To calculate appreciation, you can see what your property and surrounding properties were worth several years ago. You can also look at historical data for appreciation rates in general for that area.
Use these numbers and research in your calculations to determine what strategy will work best for you.
Market
The property and its investment value are heavily affected by the market that it is located in. Some markets are better for cash flow strategies, and some are better for appreciation.
Typically, in the southern and midwestern United States, small towns have excellent markets for cash flow properties. However, more popular and larger cities like San Francisco or New York have properties that appreciate at incredible rates.
The strategy you choose should align with the market you’re in and the properties available to you.
Investment Goals
The final factor to consider is your investment goals. Consider whether your goal is to have money on hand at a moment's notice or whether you can afford to play the long game.
Appreciation strategies are much more long-term and require patience. Cash flow strategies can be more consistent and will grant you passive income in the short term.
Consider the pros and cons of both strategies and how they align with your goals before making your final decision.
Can You Do Both?
You may be wondering if you can get the best of both worlds by focusing on both real estate investment strategies; the answer is yes. You can fund separate rental and appreciation properties or enjoy the benefits of both strategies in one property.
To be able to invest in separate properties for cash flow and appreciation, you need enough money. The maintenance and upkeep for both properties will add to your overall costs, so it’s important to ensure you have positive cash flow in one property and the other is appreciating.

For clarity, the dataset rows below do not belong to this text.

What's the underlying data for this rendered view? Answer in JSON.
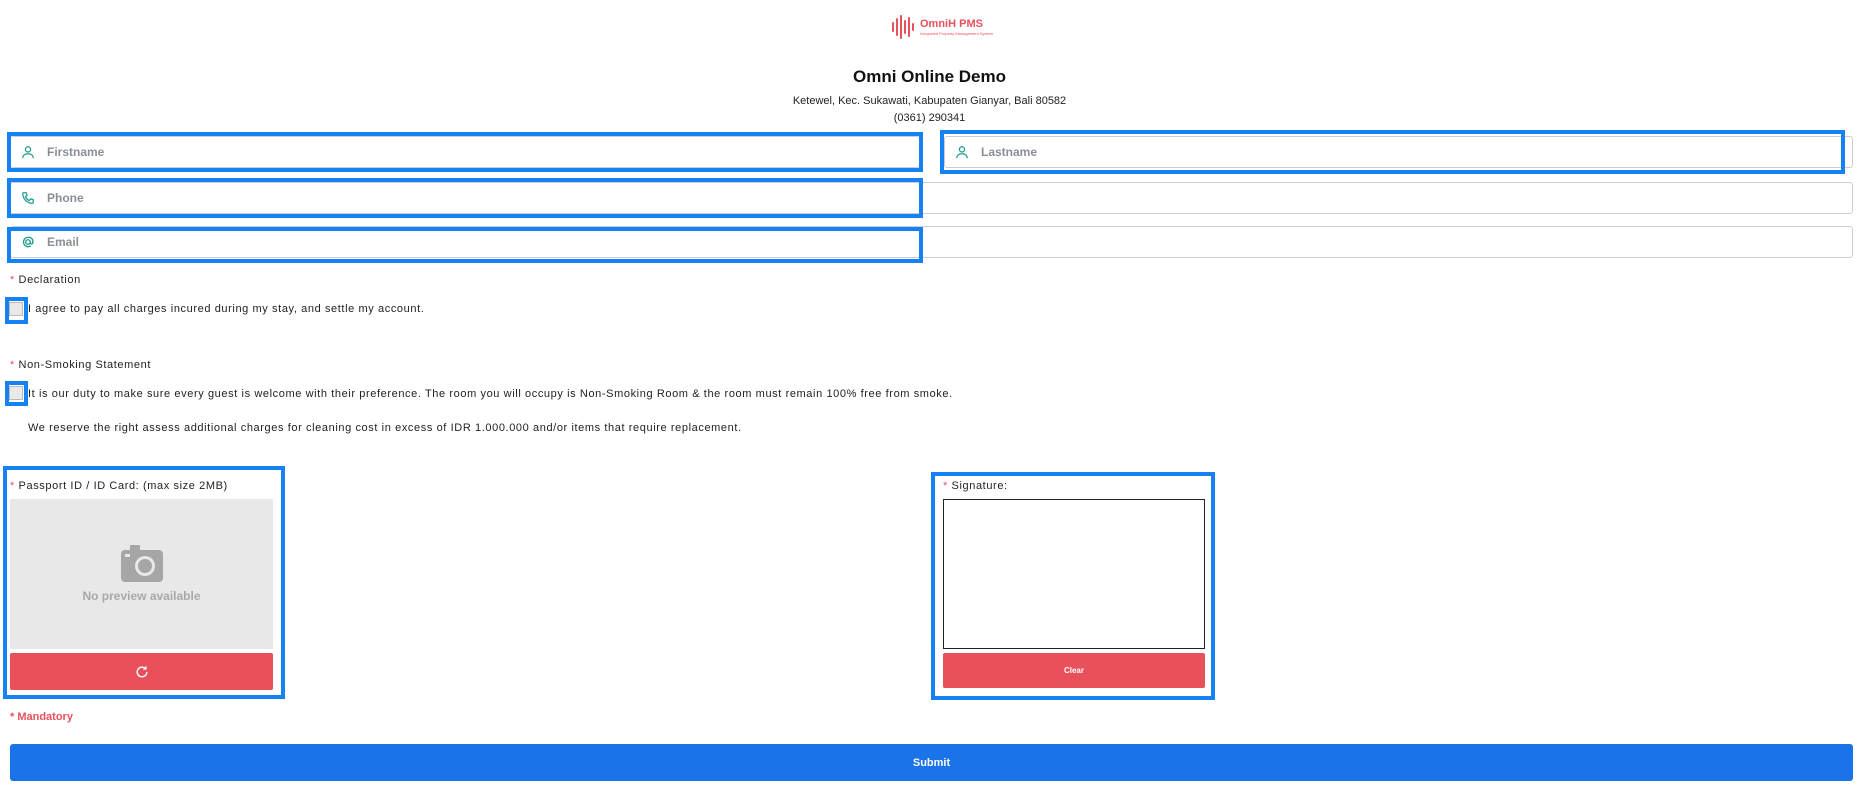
{
  "header": {
    "logo_text": "OmniH PMS",
    "logo_tagline": "Integrated Property Management System",
    "hotel_name": "Omni Online Demo",
    "address": "Ketewel, Kec. Sukawati, Kabupaten Gianyar, Bali 80582",
    "phone": "(0361) 290341"
  },
  "form": {
    "firstname": {
      "placeholder": "Firstname",
      "value": "",
      "icon": "user-icon"
    },
    "lastname": {
      "placeholder": "Lastname",
      "value": "",
      "icon": "user-icon"
    },
    "phone": {
      "placeholder": "Phone",
      "value": "",
      "icon": "phone-icon"
    },
    "email": {
      "placeholder": "Email",
      "value": "",
      "icon": "at-icon"
    }
  },
  "declaration": {
    "required_mark": "*",
    "title": "Declaration",
    "text": "I agree to pay all charges incured during my stay, and settle my account.",
    "checked": false
  },
  "non_smoking": {
    "required_mark": "*",
    "title": "Non-Smoking Statement",
    "text": "It is our duty to make sure every guest is welcome with their preference. The room you will occupy is Non-Smoking Room & the room must remain 100% free from smoke.",
    "text2": "We reserve the right assess additional charges for cleaning cost in excess of IDR 1.000.000 and/or items that require replacement.",
    "checked": false
  },
  "passport": {
    "required_mark": "*",
    "label": "Passport ID / ID Card: (max size 2MB)",
    "preview_text": "No preview available",
    "button_icon": "refresh-icon"
  },
  "signature": {
    "required_mark": "*",
    "label": "Signature:",
    "clear_label": "Clear"
  },
  "mandatory_note": "* Mandatory",
  "submit_label": "Submit",
  "colors": {
    "accent_red": "#e8505b",
    "submit_blue": "#1a73e8",
    "highlight_blue": "#1581f2",
    "icon_teal": "#1a9a8a"
  }
}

To enjoy the benefits of both strategies in one property, you must find the right market. Finding a property that will grant you a positive cash flow in a good area is difficult but possible. You can use some of the rental income to renovate and contribute to its appreciation, then sell it years later for a good profit.
It is possible to implement both strategies, but it might be costly and difficult to find the right properties. Focusing your efforts on one strategy and saving yourself initial costs might be easier. This will also make narrowing down a market and property that suits your goals easier.

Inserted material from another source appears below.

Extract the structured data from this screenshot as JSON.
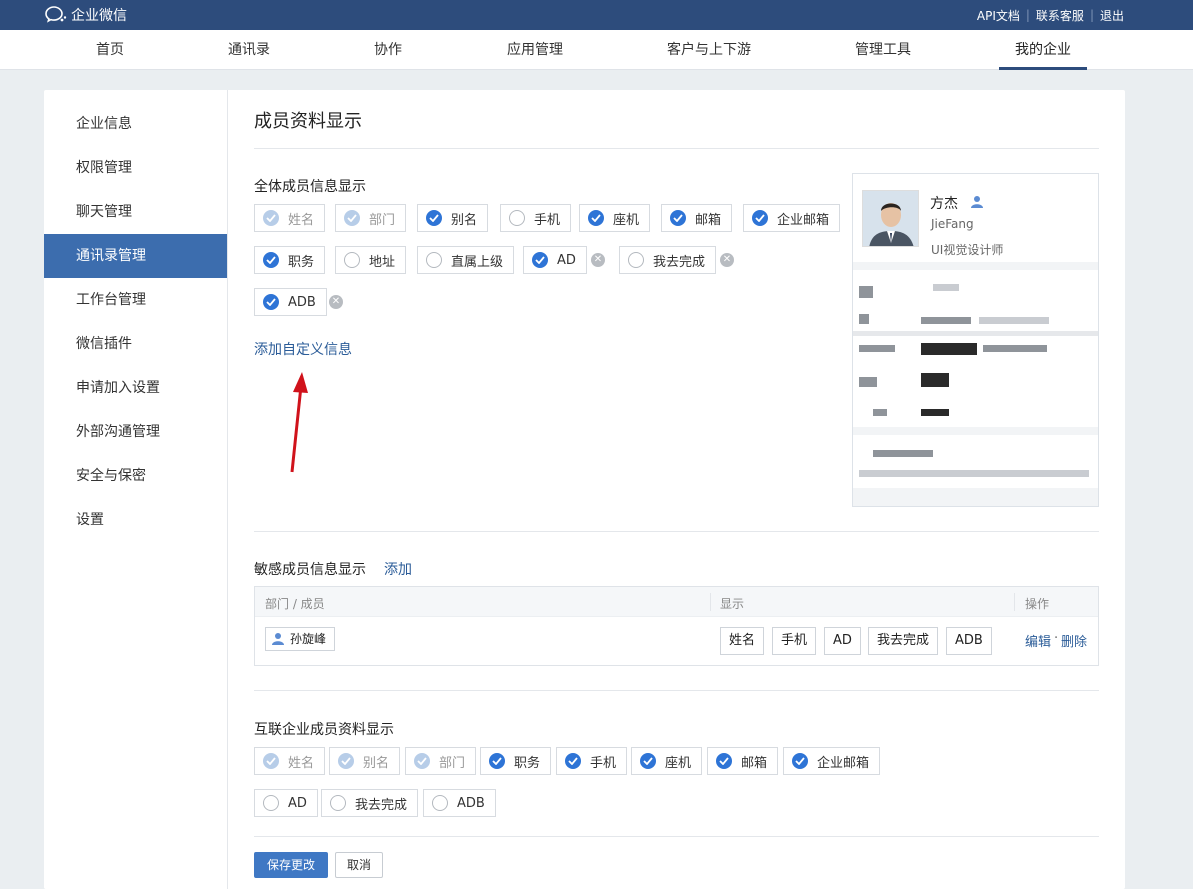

Frequently Asked Questions
How does appreciation create cash flow?
Appreciation of a property can increase the rent over time. If you already have a positive cash flow, you can enjoy more rental income with an increased rent. Neutral or negative cash flow properties can also appreciate and turn into positive cash flow over time.
What is a good cash flow ratio in real estate?
There are several opinions about the ideal ratio for a cash flow investment, but the ideal ratio is anywhere between 8-12% return. This ratio will allow you to survive fluctuations in the market while still making a profit, maintaining a positive cash flow.
What is the cash flow rule in real estate?
The 1% rule in real estate is that if your property rents for at least 1% of its value, it will likely net you a positive cash flow. You can make this calculation before making your investment to give you a general idea of the potential cash flow of a property.
Does real estate appreciation beat inflation?
Real estate appreciation matches inflation fairly closely. In times of inflation, the appreciation of real estate typically increases. Due to the decrease in new real estate being built, existing real estate increases in value. In times of lower inflation, a property will still appreciate, but at a lower rate.